It feels like the author picked the 8 hour work day. I don't see that as part of the overall discussion on balance.
The main point of balance is that you are a more complete human being when you participate in a wider range of activities. Even if that just means you're a better developer because you stepped away for an hour or a week and got a new perspective. Just because you're not miserable only doing primarily one thing doesn't mean you wouldn't be happier if you forced yourself to learn or see or try new things at regular intervals. You'd most likely be much more interesting to those around you too.
Balance is what YOU as an individual need to be balanced. You are projecting your opinion on everyone else that you need to do other things to be happier. That is what makes YOU happy. So go do it! But, it doesn't mean that everyone will be happier doing that. The point of this post is that everyone needs balance and needs to do what they think will make them feel balanced. And rather than adhering to dogma of others, we should each individually do what's best so long as expectations are set with those in our company.
Nope. Balance has a reasonably well defined meaning.
You can argue that balance isn't necessary for everyone or that the "balanced life" dogma is wrong. That's an interesting conversation. Better than trying to redefine balanced to mean "either balanced or the opposite, whatever you feel like", that seems rather silly.
What you need to make your life feel balanced is different from your peers. If you need to take more time off, then do it. But if you only need 1 week of vacation like Elon Musk, then that's his balance. That's the point -- let's not create one standard set of rules for what balance is because people operate differently.
A balanced life means you split your life among all different areas of life. That's what that phrase means.
Elon Musk has rejected the idea that work/life balance is necessary and that's just fine. That's how he feels happiest. It seems to be working pretty damn well for him.
I'm not saying there's any kind of standard set of rules, I'm saying that if you reject the dogma of balance then say so, don't try and redefine what it means because people are dogmatic about "balance = good, not balanced = bad"
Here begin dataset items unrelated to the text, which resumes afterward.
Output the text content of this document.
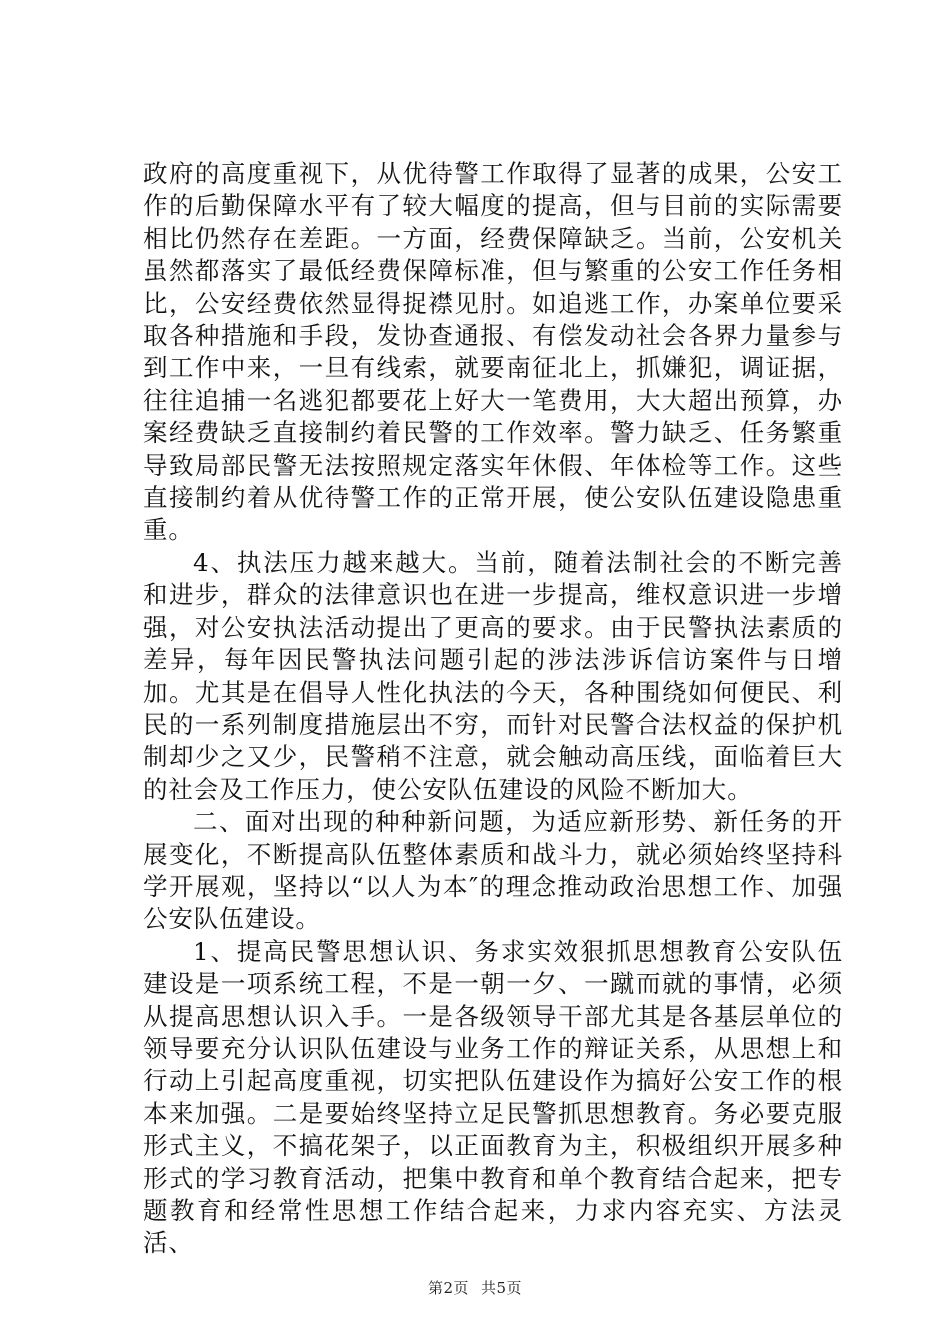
政府的高度重视下，从优待警工作取得了显著的成果，公安工作的后勤保障水平有了较大幅度的提高，但与目前的实际需要相比仍然存在差距。一方面，经费保障缺乏。当前，公安机关虽然都落实了最低经费保障标准，但与繁重的公安工作任务相比，公安经费依然显得捉襟见肘。如追逃工作，办案单位要采取各种措施和手段，发协查通报、有偿发动社会各界力量参与到工作中来，一旦有线索，就要南征北上，抓嫌犯，调证据，往往追捕一名逃犯都要花上好大一笔费用，大大超出预算，办案经费缺乏直接制约着民警的工作效率。警力缺乏、任务繁重导致局部民警无法按照规定落实年休假、年体检等工作。这些直接制约着从优待警工作的正常开展，使公安队伍建设隐患重重。

4、执法压力越来越大。当前，随着法制社会的不断完善和进步，群众的法律意识也在进一步提高，维权意识进一步增强，对公安执法活动提出了更高的要求。由于民警执法素质的差异，每年因民警执法问题引起的涉法涉诉信访案件与日增加。尤其是在倡导人性化执法的今天，各种围绕如何便民、利民的一系列制度措施层出不穷，而针对民警合法权益的保护机制却少之又少，民警稍不注意，就会触动高压线，面临着巨大的社会及工作压力，使公安队伍建设的风险不断加大。

二、面对出现的种种新问题，为适应新形势、新任务的开展变化，不断提高队伍整体素质和战斗力，就必须始终坚持科学开展观，坚持以“以人为本″的理念推动政治思想工作、加强公安队伍建设。

1、提高民警思想认识、务求实效狠抓思想教育公安队伍建设是一项系统工程，不是一朝一夕、一蹴而就的事情，必须从提高思想认识入手。一是各级领导干部尤其是各基层单位的领导要充分认识队伍建设与业务工作的辩证关系，从思想上和行动上引起高度重视，切实把队伍建设作为搞好公安工作的根本来加强。二是要始终坚持立足民警抓思想教育。务必要克服形式主义，不搞花架子，以正面教育为主，积极组织开展多种形式的学习教育活动，把集中教育和单个教育结合起来，把专题教育和经常性思想工作结合起来，力求内容充实、方法灵活、

第2页 共5页
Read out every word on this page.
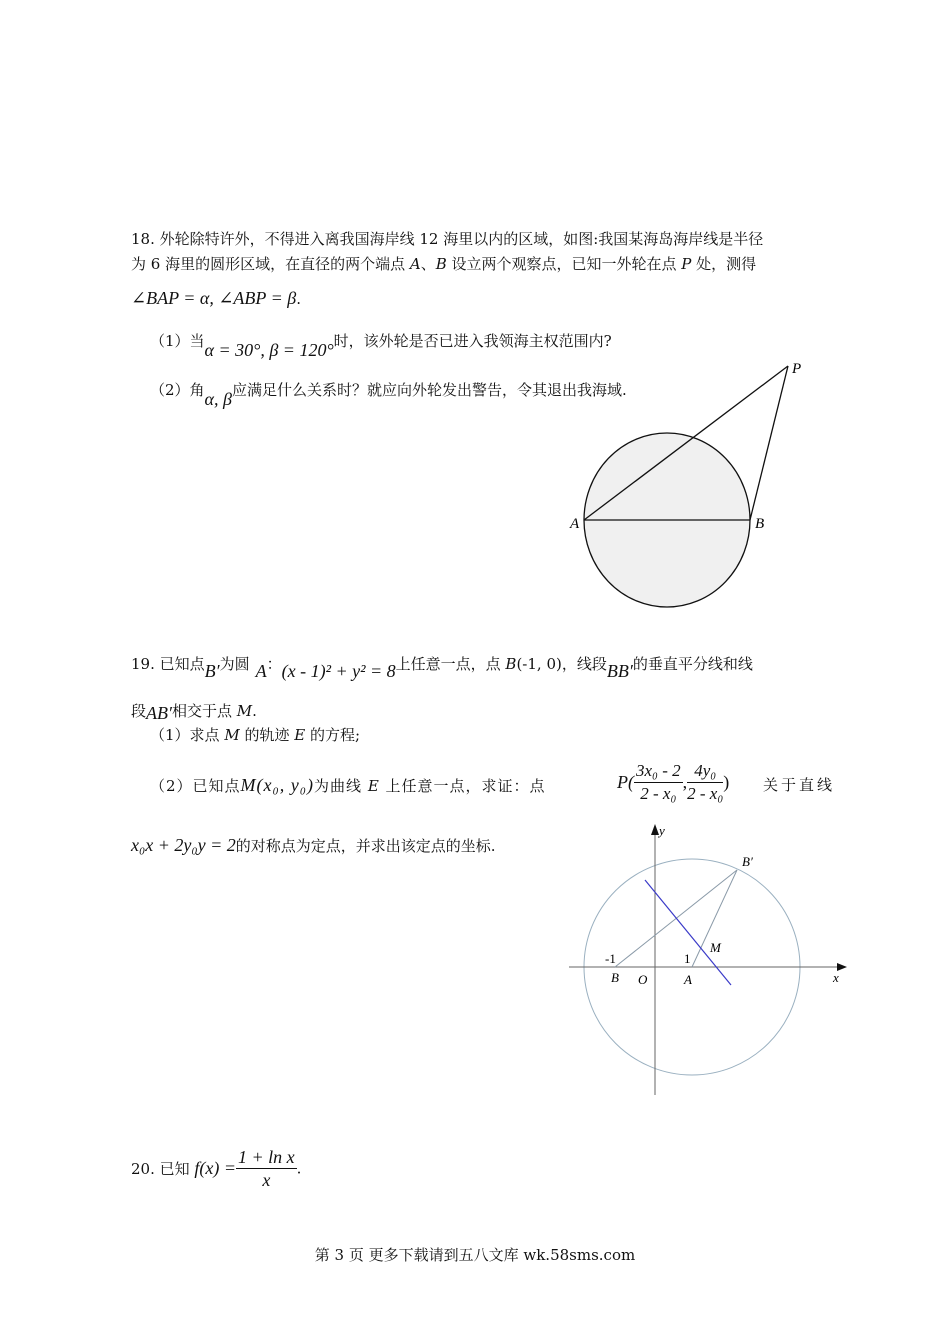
18. 外轮除特许外，不得进入离我国海岸线 12 海里以内的区域，如图:我国某海岛海岸线是半径
为 6 海里的圆形区域，在直径的两个端点 A、B 设立两个观察点，已知一外轮在点 P 处，测得
∠BAP = α, ∠ABP = β.
（1）当α = 30°, β = 120°时，该外轮是否已进入我领海主权范围内?
（2）角α, β应满足什么关系时？就应向外轮发出警告，令其退出我海域.
P
A	B
19. 已知点B′为圆 A：(x - 1)² + y² = 8上任意一点，点 B(-1, 0)，线段BB′的垂直平分线和线
段AB′相交于点 M.
（1）求点 M 的轨迹 E 的方程;
（2）已知点M(x₀, y₀)为曲线 E 上任意一点，求证：点	$P( \frac{\text{3x₀ - 2}}{\text{2 - x₀}}$ , $\frac{\text{4y₀}}{\text{2 - x₀}}$ ) 关于直线
x₀x + 2y₀y = 2的对称点为定点，并求出该定点的坐标.
y
x
B′
M
-1	1
B O	A
20. 已知 $f(x) = \frac{\text{1 + ln x}}{x}$ .
第 3 页 更多下载请到五八文库 wk.58sms.com
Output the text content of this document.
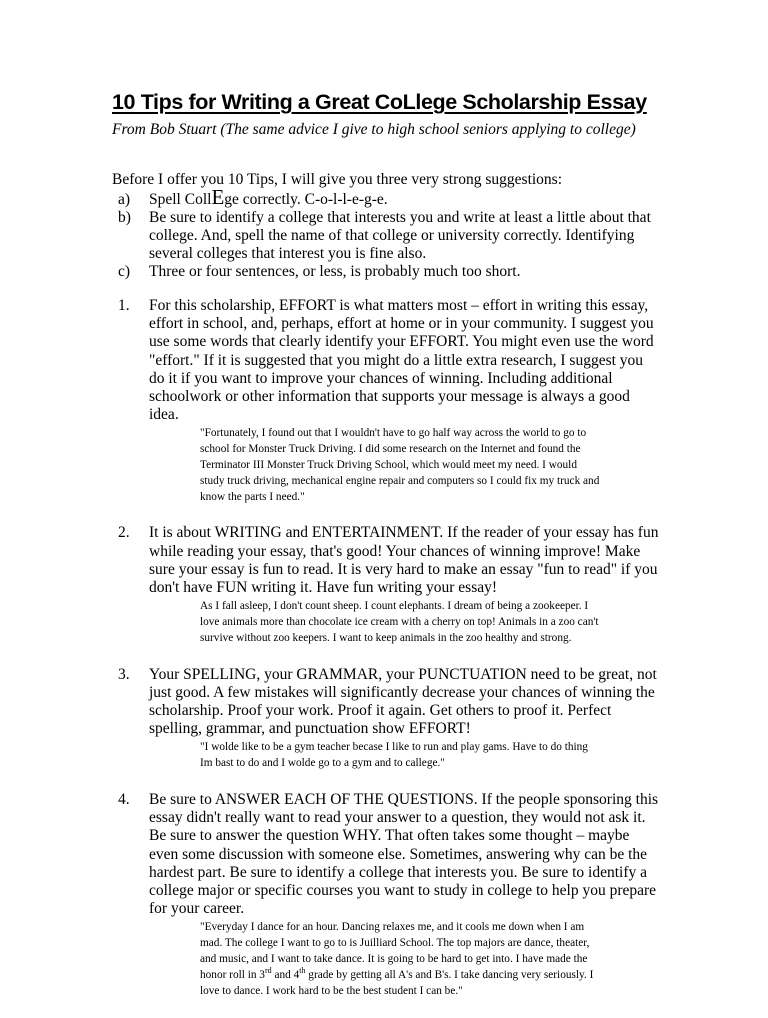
10 Tips for Writing a Great CoLlege Scholarship Essay

From Bob Stuart (The same advice I give to high school seniors applying to college)

Before I offer you 10 Tips, I will give you three very strong suggestions:

a)	Spell CollEge correctly. C-o-l-l-e-g-e.
b)	Be sure to identify a college that interests you and write at least a little about that college. And, spell the name of that college or university correctly. Identifying several colleges that interest you is fine also.
c)	Three or four sentences, or less, is probably much too short.
1. For this scholarship, EFFORT is what matters most – effort in writing this essay, effort in school, and, perhaps, effort at home or in your community. I suggest you use some words that clearly identify your EFFORT. You might even use the word "effort." If it is suggested that you might do a little extra research, I suggest you do it if you want to improve your chances of winning. Including additional schoolwork or other information that supports your message is always a good idea.
"Fortunately, I found out that I wouldn't have to go half way across the world to go to school for Monster Truck Driving. I did some research on the Internet and found the Terminator III Monster Truck Driving School, which would meet my need. I would study truck driving, mechanical engine repair and computers so I could fix my truck and know the parts I need."
2. It is about WRITING and ENTERTAINMENT. If the reader of your essay has fun while reading your essay, that's good! Your chances of winning improve! Make sure your essay is fun to read. It is very hard to make an essay "fun to read" if you don't have FUN writing it. Have fun writing your essay!
As I fall asleep, I don't count sheep. I count elephants. I dream of being a zookeeper. I love animals more than chocolate ice cream with a cherry on top! Animals in a zoo can't survive without zoo keepers. I want to keep animals in the zoo healthy and strong.
3. Your SPELLING, your GRAMMAR, your PUNCTUATION need to be great, not just good. A few mistakes will significantly decrease your chances of winning the scholarship. Proof your work. Proof it again. Get others to proof it. Perfect spelling, grammar, and punctuation show EFFORT!
"I wolde like to be a gym teacher becase I like to run and play gams. Have to do thing Im bast to do and I wolde go to a gym and to callege."
4. Be sure to ANSWER EACH OF THE QUESTIONS. If the people sponsoring this essay didn't really want to read your answer to a question, they would not ask it. Be sure to answer the question WHY. That often takes some thought – maybe even some discussion with someone else. Sometimes, answering why can be the hardest part. Be sure to identify a college that interests you. Be sure to identify a college major or specific courses you want to study in college to help you prepare for your career.
"Everyday I dance for an hour. Dancing relaxes me, and it cools me down when I am mad. The college I want to go to is Juilliard School. The top majors are dance, theater, and music, and I want to take dance. It is going to be hard to get into. I have made the honor roll in 3rd and 4th grade by getting all A's and B's. I take dancing very seriously. I love to dance. I work hard to be the best student I can be."
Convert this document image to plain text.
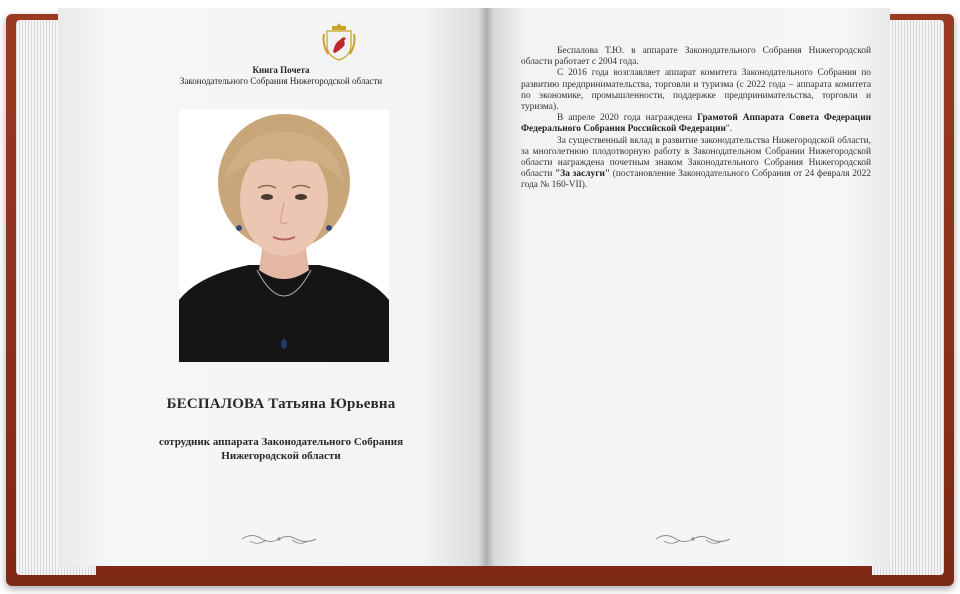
Книга Почета
Законодательного Собрания Нижегородской области
БЕСПАЛОВА Татьяна Юрьевна
сотрудник аппарата Законодательного Собрания
Нижегородской области

Беспалова Т.Ю. в аппарате Законодательного Собрания Нижегородской области работает с 2004 года.

С 2016 года возглавляет аппарат комитета Законодательного Собрания по развитию предпринимательства, торговли и туризма (с 2022 года – аппарата комитета по экономике, промышленности, поддержке предпринимательства, торговли и туризма).

В апреле 2020 года награждена Грамотой Аппарата Совета Федерации Федерального Собрания Российской Федерации".

За существенный вклад в развитие законодательства Нижегородской области, за многолетнюю плодотворную работу в Законодательном Собрании Нижегородской области награждена почетным знаком Законодательного Собрания Нижегородской области "За заслуги" (постановление Законодательного Собрания от 24 февраля 2022 года № 160-VII).
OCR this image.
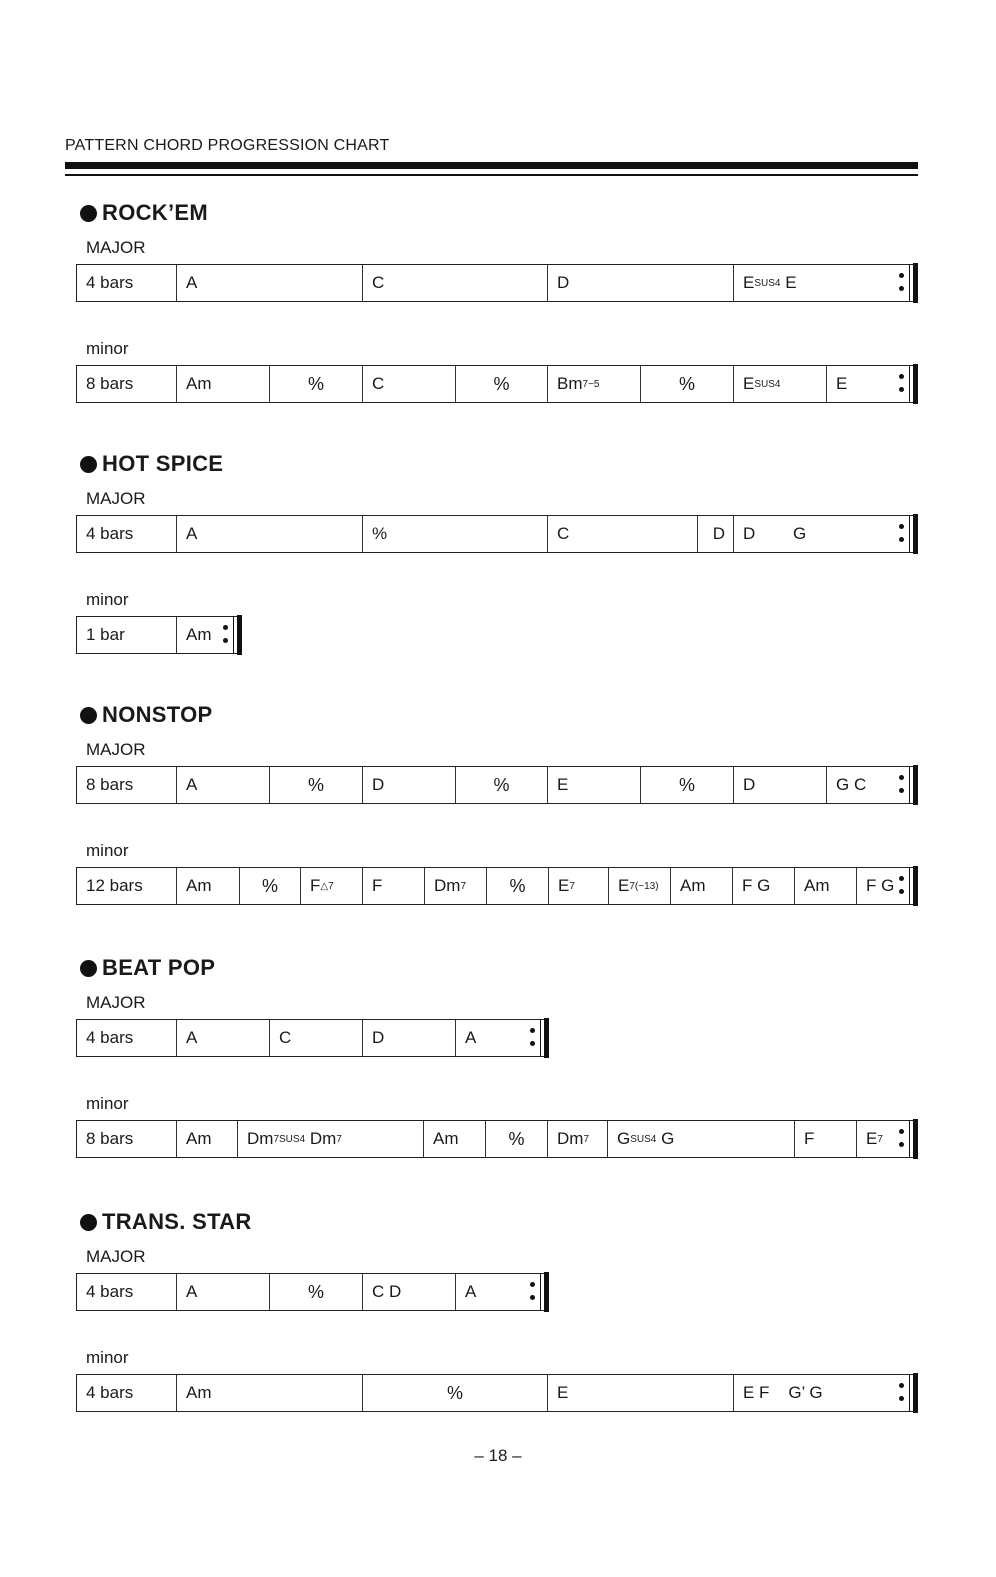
PATTERN CHORD PROGRESSION CHART
ROCK’EM
MAJOR
4 bars	A	C	D	E SUS4 E
minor
8 bars	Am	%	C	%	Bm 7 −5	%	E SUS4	E
HOT SPICE
MAJOR
4 bars	A	%	C	D	D        G
minor
1 bar	Am
NONSTOP
MAJOR
8 bars	A	%	D	%	E	%	D	G C
minor
12 bars	Am	%	F △7	F	Dm 7	%	E 7	E 7 (−13)	Am	F G	Am	F G
BEAT POP
MAJOR
4 bars	A	C	D	A
minor
8 bars	Am	Dm 7SUS4 Dm 7	Am	%	Dm 7	G SUS4 G	F	E 7
TRANS. STAR
MAJOR
4 bars	A	%	C D	A
minor
4 bars	Am	%	E	E F    G’ G
– 18 –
If the goal is to be happy and if some people find greater happiness doing 'work' while others find greater happiness devoting time to 'life', then surely there will be some people who will split their time accordingly.
Maybe it's not technically 'balance', but do you really think when someone says 'work-life balance' that they mean 50-50 split between work and life? When I hear it used it usually means 'spend less time on work and more on life', and I think hippo33's is correct: not everyone needs to (or should) spend less time doing work because that's where they may find the most happiness.
We both (along with hippo33) agree that everyone does not need to lead a balanced life. There are other valid choices like a life of dedication to a specific cause or pursuit. Or anywhere in between that makes you happy.
We disagree on whether you should use the word balance when you "technically" mean the exact opposite. That's poor communication in my opinion.
> redefine what it means because people are dogmatic about "balance = good, not balanced = bad"
You don't seem to understand that this is how language drift works. When "people are dogmatic" about how certain words are used, those connotations leak into the definition itself.
I'm not convinced anyone here at all thinks it means single-minded focus. That's a straw man you're setting up in order to make a meaninglessly semantic argument.
You mean "fulfilling". Not balanced, balanced means something else. You seem to think I'm trying to tell people how to live when I am actually trying to tell you that you are using the wrong word to express your idea.
I agree with your point wholeheartedly by the way, I was just confused by your use of the word balanced to mean fulfilled.
That you are replying to every single comment with a defensive rationale tells me your motivations for posting this are not balanced with the interests of the site. Not to mention that you are offering dogma while saying you're trying to steer people away from dogma.
Balance is like an indifference curve in a time allocation between various things (work, friends, hobbies) one chose or has to do.
Each one of us has its own indifference curve. And when we age and add new things, the indifference curve change and therefore the repartition of time.
I for one loved videogames and invested most of my time in it. Now that I have other options (other "things" to do), even if videogames are still fun, they represent a lower proportion of my time because other things are just bringing more satisfaction.
Maybe if I added kids to the "things", they would take a bigger chunk of time - most people say they bring more satisfaction than most other things.
Good Lord. Please let's get things straight. Could people stop confusing "happiness" with "balanced" If you forgo balance to focus exclusively on one element of your life you might well be happy. But you're not balanced. Don't try and tell people your life is balanced. Tell people your life is not balanced and that's from an active decision to forgo balance and you're very happy with your decision. However, don't squeeze the english language through a food processor to make it do what you want.
The main point of balance is that you are a more complete human being when you participate in a wider range of activities. Even if that just means you're a better developer because you stepped away for an hour or a week and got a new perspective. Just because you're not miserable only doing primarily one thing doesn't mean you wouldn't be happier if you forced yourself to learn or see or try new things at regular intervals. You'd most likely be much more interesting to those around you too.